Le SPIP a 20 ans – épisode #3

2019 : État des lieux des personnels en SPIP – volet 1 La filière insertion probation

http://www.cgtspip.org/wp-content/uploads/2019/11/nov-19-20-ans-situation-SPIP-volet-1.pdf

Après avoir consacré les 2 premiers épisodes de cette série sur les 20 ans des SPIP à l’historique de nos services et de la profession de CPIP, la CGT IP propose dans ce 3ème volet de faire un focus sur les personnels en SPIP via :

*Un 1er volet qui aborde la filière insertion probation, sa composition, ses missions statutaires et la déclinaison actuelle.

*Et un 2e volet consacré à toutes les professions qui composent les SPIP.

Ce rappel, qui vise à distinguer les missions du service et celles de chacun des corps qui le compose, apparaît indispensable à l’heure où la DAP cantonne le SPIP à l’évaluation du risque de récidive, occultant la richesse des pratiques de tous les professionnels.

Les Conseillers Pénitentiaires d’Insertion et de Probation 

Historiquement les grilles indiciaires des conseillers d’insertion et de probation étaient avant la réforme de 2010 similaires à celles du corps des ASS. C’est en effet la réforme de 2010 qui a acté ce décrochage de la filière sociale et créé pour les CPIP une grille, certes « surindiciée », mais totalement unique dans tout l’univers de la fonction publique.

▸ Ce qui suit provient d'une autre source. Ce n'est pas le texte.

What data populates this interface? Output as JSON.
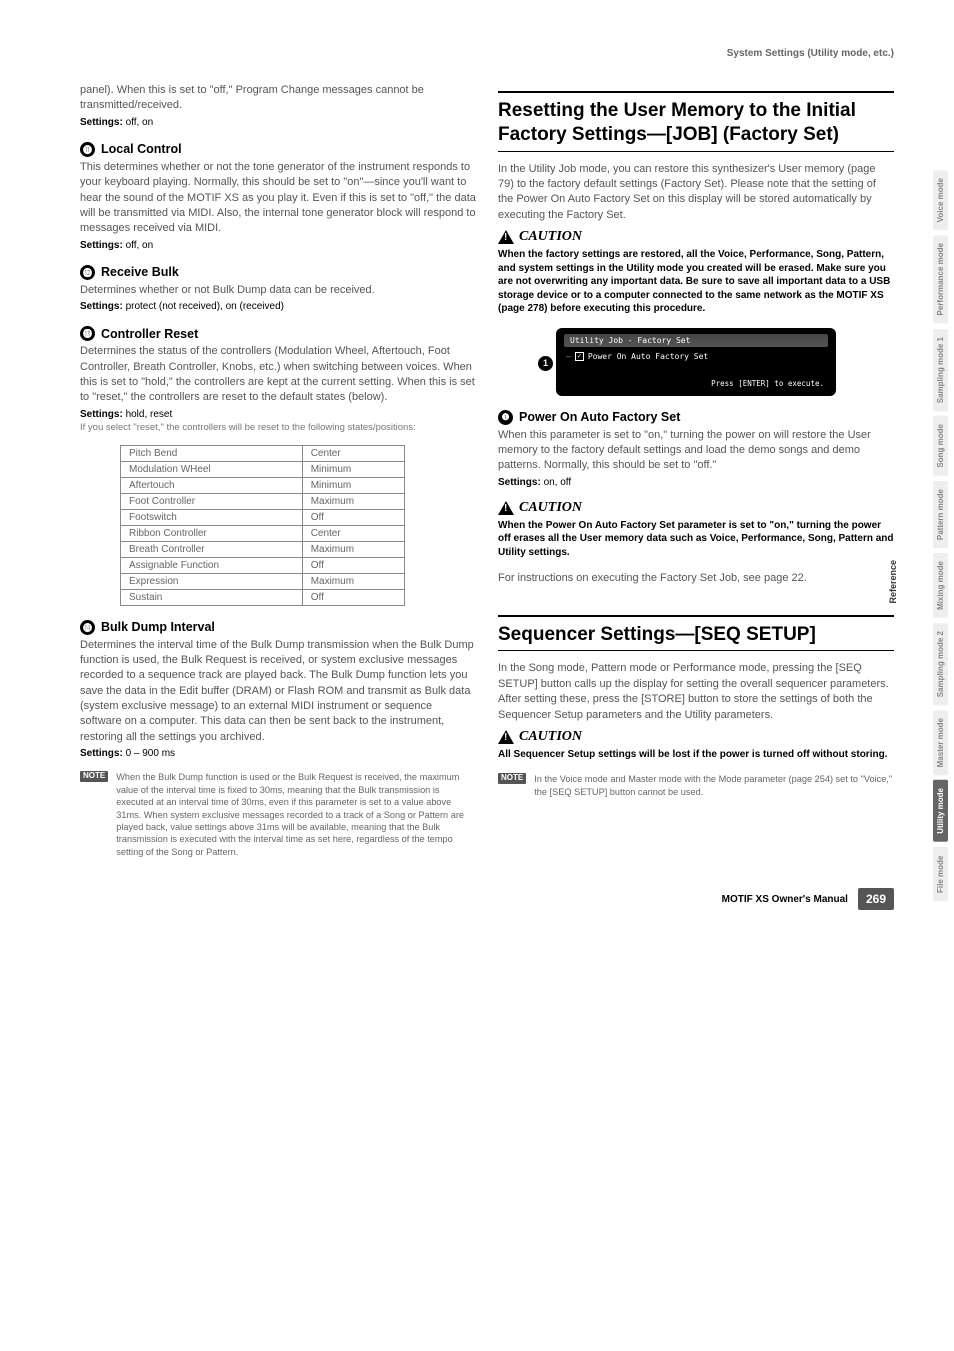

La CGT a toujours milité contre l’atypisme et l’isolement des corps spécifiques, préférant au contraire des espaces statutaires favorisant les passerelles et la mobilité (intégration, détachement et validation des acquis de l’expérience). Cet isolement s’est vérifié lors du passage en catégorie A des corps de la filière sociale prévu automatiquement par PPCR. Pour les CPIP, il a fallu le mouvement de 2016 pour raccrocher ce wagon et y accéder.

Pour la CGT, ce raccrochage à la filière sociale et la catégorie A sont bien une reconnaissance d’une identité professionnelle forte conforme à nos missions, et d’une autonomie propre à la catégorie A.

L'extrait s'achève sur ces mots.